The scientists hope to recycle waste from decommissioned nuclear power plants. Their work remains confidential, and not much information is available in public. Unlike most of the electricity-generation technologies that use energy to move a magnet through a coil of wire to generate a current, the man-made radioactive diamond produces electric charge simply by placing it near a radioactive source. Carbon-14 or C-14 is created in graphite rods, which are used in power plants to moderate the nuclear reaction.

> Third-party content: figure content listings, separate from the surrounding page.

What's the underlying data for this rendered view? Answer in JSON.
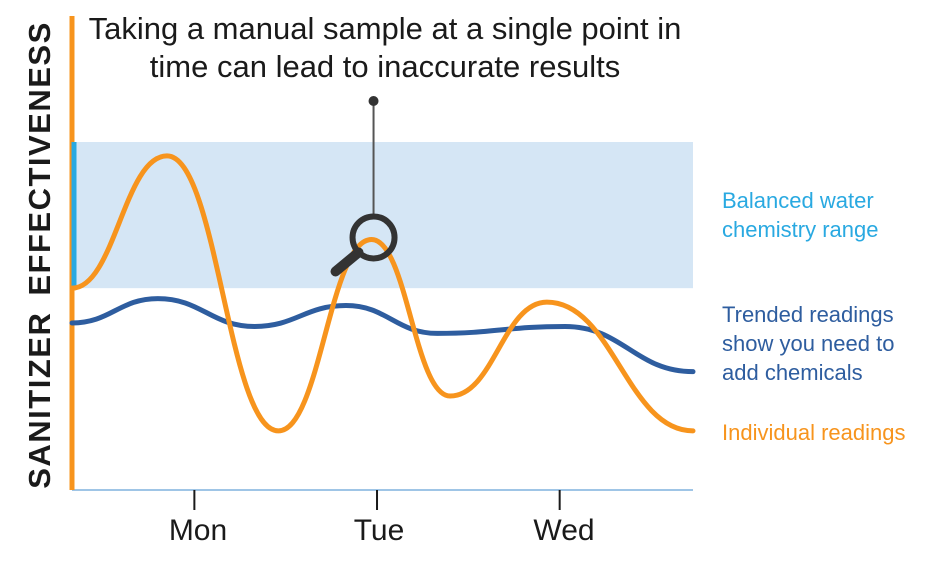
{
  "chart_data": {
    "type": "line",
    "annotation": "Taking a manual sample at a single point in time can lead to inaccurate results",
    "ylabel_words": [
      "SANITIZER",
      "EFFECTIVENESS"
    ],
    "categories": [
      "Mon",
      "Tue",
      "Wed"
    ],
    "x_positions": [
      0.67,
      1.67,
      2.67
    ],
    "xlim": [
      0,
      3.4
    ],
    "ylim": [
      0,
      100
    ],
    "balanced_range": {
      "label": "Balanced water chemistry range",
      "low": 58,
      "high": 100
    },
    "series": [
      {
        "name": "Trended readings show you need to add chemicals",
        "color": "#2e5d9f",
        "x": [
          0.0,
          0.47,
          1.0,
          1.5,
          2.0,
          2.7,
          3.4
        ],
        "values": [
          48,
          55,
          47,
          53,
          45,
          47,
          34
        ]
      },
      {
        "name": "Individual readings",
        "color": "#f7941d",
        "x": [
          0.0,
          0.52,
          1.13,
          1.64,
          2.07,
          2.6,
          3.4
        ],
        "values": [
          58,
          96,
          17,
          72,
          27,
          54,
          17
        ]
      }
    ],
    "sample_point": {
      "x": 1.64,
      "y": 72
    },
    "colors": {
      "range_fill": "#d5e6f5",
      "range_edge": "#29a9e1",
      "axis": "#f7941d",
      "baseline": "#9fc5e6",
      "tick": "#1a1a1a"
    }
  }
}
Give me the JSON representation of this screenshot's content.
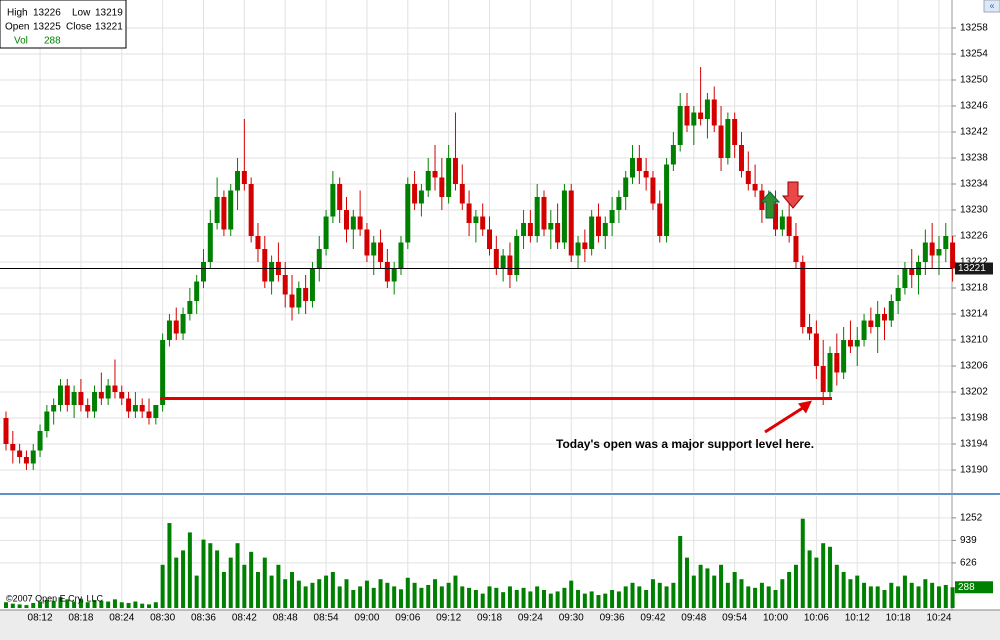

The radioactive C-14 gets concentrated at the surface of these blocks, from where it is extracted and fused into a diamond to produce a nuclear-powered diamond. This is encapsulated in an artificial diamond to ensure safe containment of the radiation. The lifetime of diamond batteries far exceeds the life of conventional batteries as the half-life of C-14 is as many as 5,730 years. Diamond batteries, which are highly durable, provide charge for thousands of years and serve well as a low-voltage energy source. There are several low-voltage devices like pacemakers, satellites, and space probe components that cannot be easily accessed for replacement of their batteries.

Scientists at the UK Atomic Energy Authority’s (UKAEA’s) Hydrogen-3 Advanced Technology facility (H3AT) are now working on a pilot project to establish a production line for the batteries capable of the initial supply of up to 20,000 devices per year.